Print power reigns

The jury says print needs to leverage its 500-year old tradition much more aggressively, if it has to have any impact on the spends by brands and influence the creativity of new-age designers.

08 Oct 2013 | By PrintWeek India


Geetanjali Bhattacharji, Spatial Access
There is a lot of thought that has gone in the conception, printing and execution of this calendar. Each of the pages have an innovative feature and aptly appeases the target audience; the children and the Disney viewers. The colours are vibrant. This, undoubtedly, is an example of calendar made to work the best.






Ashwini Deshpande, Elephant Design
This is an exemplar of practicing restraint. A printer could have done numerous things with this job, but the designer has showed restrain, to which the printer has done complete justice. The die-cutting and embossing is intricate and the colours are excellent. It goes back to simplicity, something which seems forgotten today.
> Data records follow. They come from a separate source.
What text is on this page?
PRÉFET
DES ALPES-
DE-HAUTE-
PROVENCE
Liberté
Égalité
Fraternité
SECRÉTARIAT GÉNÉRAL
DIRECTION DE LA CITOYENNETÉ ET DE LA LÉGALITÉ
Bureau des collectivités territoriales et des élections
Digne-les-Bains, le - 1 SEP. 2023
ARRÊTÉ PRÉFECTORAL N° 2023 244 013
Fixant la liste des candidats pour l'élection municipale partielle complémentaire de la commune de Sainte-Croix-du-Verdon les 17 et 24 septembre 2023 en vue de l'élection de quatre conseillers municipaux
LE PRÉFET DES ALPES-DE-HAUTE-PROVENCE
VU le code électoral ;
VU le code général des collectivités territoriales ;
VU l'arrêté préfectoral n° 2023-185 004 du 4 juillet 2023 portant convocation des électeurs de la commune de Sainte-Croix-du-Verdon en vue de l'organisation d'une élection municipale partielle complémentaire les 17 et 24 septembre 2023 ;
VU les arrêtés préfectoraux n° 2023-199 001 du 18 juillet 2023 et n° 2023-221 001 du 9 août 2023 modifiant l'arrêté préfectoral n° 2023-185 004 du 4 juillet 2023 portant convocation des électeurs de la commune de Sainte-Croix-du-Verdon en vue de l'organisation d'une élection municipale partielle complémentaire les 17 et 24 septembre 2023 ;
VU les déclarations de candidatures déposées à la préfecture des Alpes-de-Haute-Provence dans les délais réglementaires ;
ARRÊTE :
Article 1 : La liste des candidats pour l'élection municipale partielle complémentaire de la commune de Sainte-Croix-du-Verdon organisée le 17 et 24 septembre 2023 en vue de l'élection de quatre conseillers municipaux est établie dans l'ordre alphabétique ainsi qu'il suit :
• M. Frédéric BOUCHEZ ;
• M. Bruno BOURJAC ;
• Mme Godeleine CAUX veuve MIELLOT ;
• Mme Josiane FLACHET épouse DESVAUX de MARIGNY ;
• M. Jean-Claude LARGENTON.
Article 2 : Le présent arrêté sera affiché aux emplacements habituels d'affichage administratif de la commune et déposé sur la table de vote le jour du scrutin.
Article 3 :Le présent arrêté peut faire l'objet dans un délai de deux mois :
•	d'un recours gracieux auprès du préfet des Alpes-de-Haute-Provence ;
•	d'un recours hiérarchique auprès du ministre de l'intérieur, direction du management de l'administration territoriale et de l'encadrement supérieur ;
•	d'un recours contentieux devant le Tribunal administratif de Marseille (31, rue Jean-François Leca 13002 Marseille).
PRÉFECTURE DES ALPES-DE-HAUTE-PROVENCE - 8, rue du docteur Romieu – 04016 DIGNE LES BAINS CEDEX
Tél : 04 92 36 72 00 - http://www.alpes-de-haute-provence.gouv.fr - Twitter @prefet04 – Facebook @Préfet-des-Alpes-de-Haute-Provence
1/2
Paulose Parakkadan, R-pac India
This is an all media-inclusive product. There is rigid box packaging, carton, the printing and then the inclusion of the audio device. It is an excellent example of how one would want to present their company profile, or a particular product to their clients and prospects. With this kind of work, corporate communication has a long way to go.



 



Kiran Prayagi, Graphic Arts Technology & Education
This piece of work requires the best of all; planning, designing and print innovation for the execution. The designer has explored and tapped the possibilities of the printing and the finishing processes. With all the technology available, it is all about how one makes its optimum use. 


 


K V Sridhar, Leo Burnett
This is the top job among all the jury members this year. The sample looks like a copy of the lithoprint of an artist. However, when one touches and feels it, the intricately produced work comes very close to the original. The printer, for producing such a piece of work, puts in more efforts than the artist himself. Kudos!
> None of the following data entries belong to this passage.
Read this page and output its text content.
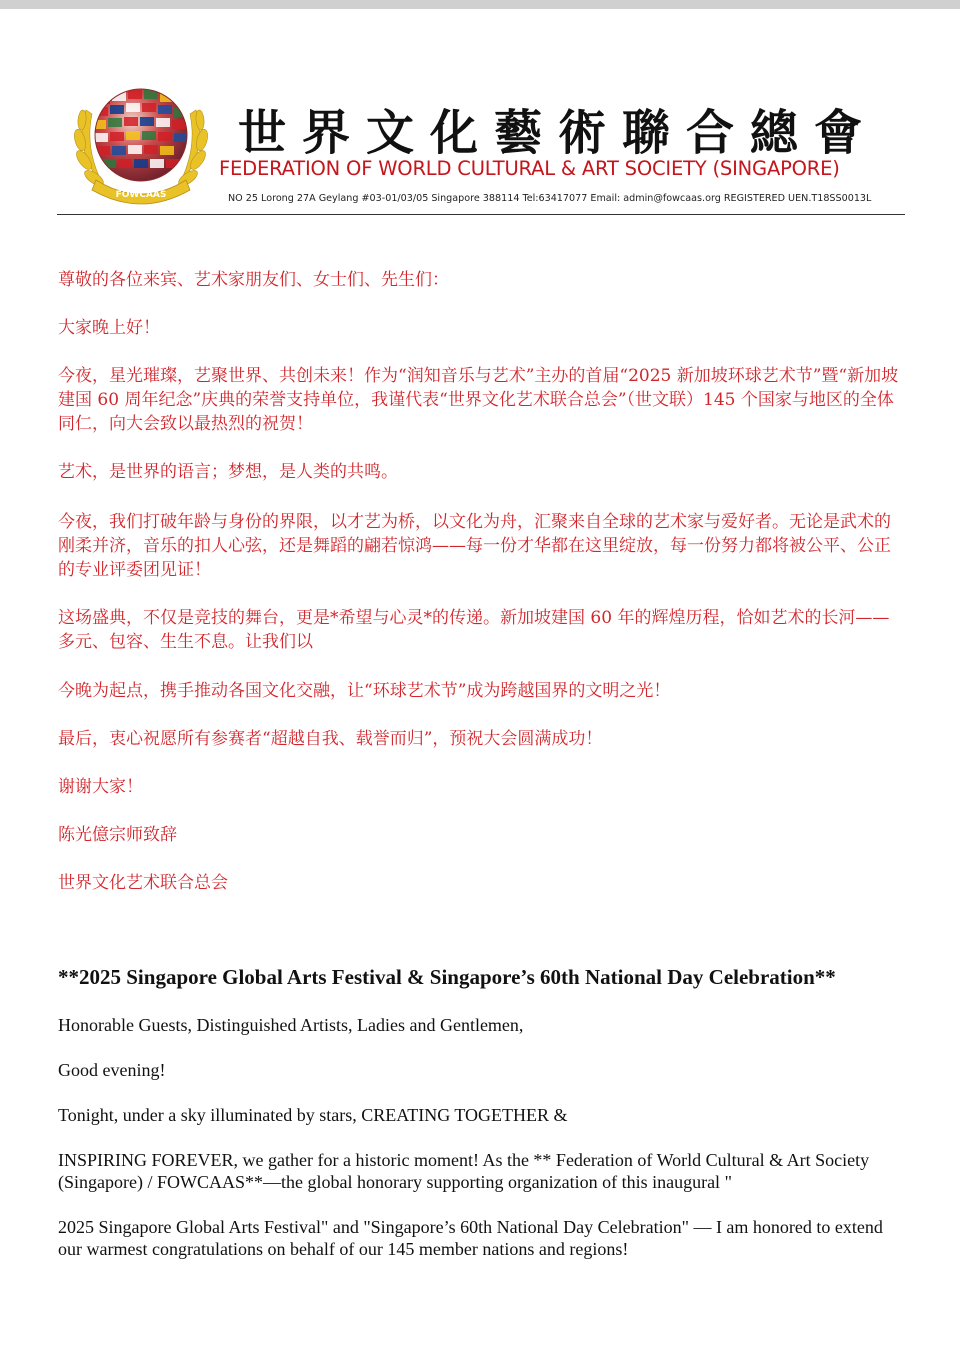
FOWCAAS
世界文化藝術聯合總會
FEDERATION OF WORLD CULTURAL & ART SOCIETY (SINGAPORE)
NO 25 Lorong 27A Geylang #03-01/03/05 Singapore 388114 Tel:63417077 Email: admin@fowcaas.org REGISTERED UEN.T18SS0013L

尊敬的各位来宾、艺术家朋友们、女士们、先生们：

大家晚上好！

今夜，星光璀璨，艺聚世界、共创未来！作为“润知音乐与艺术”主办的首届“2025 新加坡环球艺术节”暨“新加坡建国 60 周年纪念”庆典的荣誉支持单位，我谨代表“世界文化艺术联合总会”（世文联）145 个国家与地区的全体同仁，向大会致以最热烈的祝贺！

艺术，是世界的语言；梦想，是人类的共鸣。

今夜，我们打破年龄与身份的界限，以才艺为桥，以文化为舟，汇聚来自全球的艺术家与爱好者。无论是武术的刚柔并济，音乐的扣人心弦，还是舞蹈的翩若惊鸿——每一份才华都在这里绽放，每一份努力都将被公平、公正的专业评委团见证！

这场盛典，不仅是竞技的舞台，更是*希望与心灵*的传递。新加坡建国 60 年的辉煌历程，恰如艺术的长河——多元、包容、生生不息。让我们以

今晚为起点，携手推动各国文化交融，让“环球艺术节”成为跨越国界的文明之光！

最后，衷心祝愿所有参赛者“超越自我、载誉而归”，预祝大会圆满成功！

谢谢大家！

陈光億宗师致辞

世界文化艺术联合总会

**2025 Singapore Global Arts Festival & Singapore’s 60th National Day Celebration**

Honorable Guests, Distinguished Artists, Ladies and Gentlemen,

Good evening!

Tonight, under a sky illuminated by stars, CREATING TOGETHER &

INSPIRING FOREVER, we gather for a historic moment! As the ** Federation of World Cultural & Art Society (Singapore) / FOWCAAS**—the global honorary supporting organization of this inaugural "

2025 Singapore Global Arts Festival" and "Singapore’s 60th National Day Celebration" — I am honored to extend our warmest congratulations on behalf of our 145 member nations and regions!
Raja Mohanty - Industrial Design Centre, IIT  Bombay
 

The National Gallery of Modern Art (NGMA), Mumbai, hosted a printmaking exhibition that had woodcuts, etchings, lithographs and screen-prints from the Waswo X Waswo Collection. The exhibition represented over 84 Indian artists from diverse geographical regions. At a printmaking colloquium organised as a part of this exhibition senior printmakers and artists R M Palaniappan, Rajan Fulari and Kavita Shah spoke of their concerns on printmaking. 
 
The opportunity to be a part of the jury for the PrintWeek India Awards, provided me a glimpse of an entirely different universe of printing.
It would be of interest to note that printmaking techniques such as woodcut, linocut and lithography are the precursors of highly sophisticated print technologies available today. The Ravi Varma Lithographic Press started in 1894 in Bombay, printed oleographs of Hindu gods, goddesses and mythological figures. Picasso’s line drawings were made available as limited edition copies printed by master printers. 
 
Printing technologies advanced. It was not very long, before an ordinary person with limited means could acquire excellent reproductions of Van Gogh’s sunflowers, printed as posters, T-shirts, on coffee-mugs. The work of art in the age of mechanical reproduction destroyed the aura around some rare and inaccessible original painting.  
 
The digital revolution ushered in new means of communication but the printed image held its ground. Walking through the rows of printed material at the PrintWeek India Awards session, it was evident that Indian printing had come of age. Yet, there was something that made me uncomfortable and pondering over what this could be. 
 
I thought that I finally figured why I felt a sense of uneasiness. The very well organised display of excellently printed material, suggested an age of excess and in the same breath, an age of anxiety. Someone had changed all the rules and now a book could be judged only by its cover.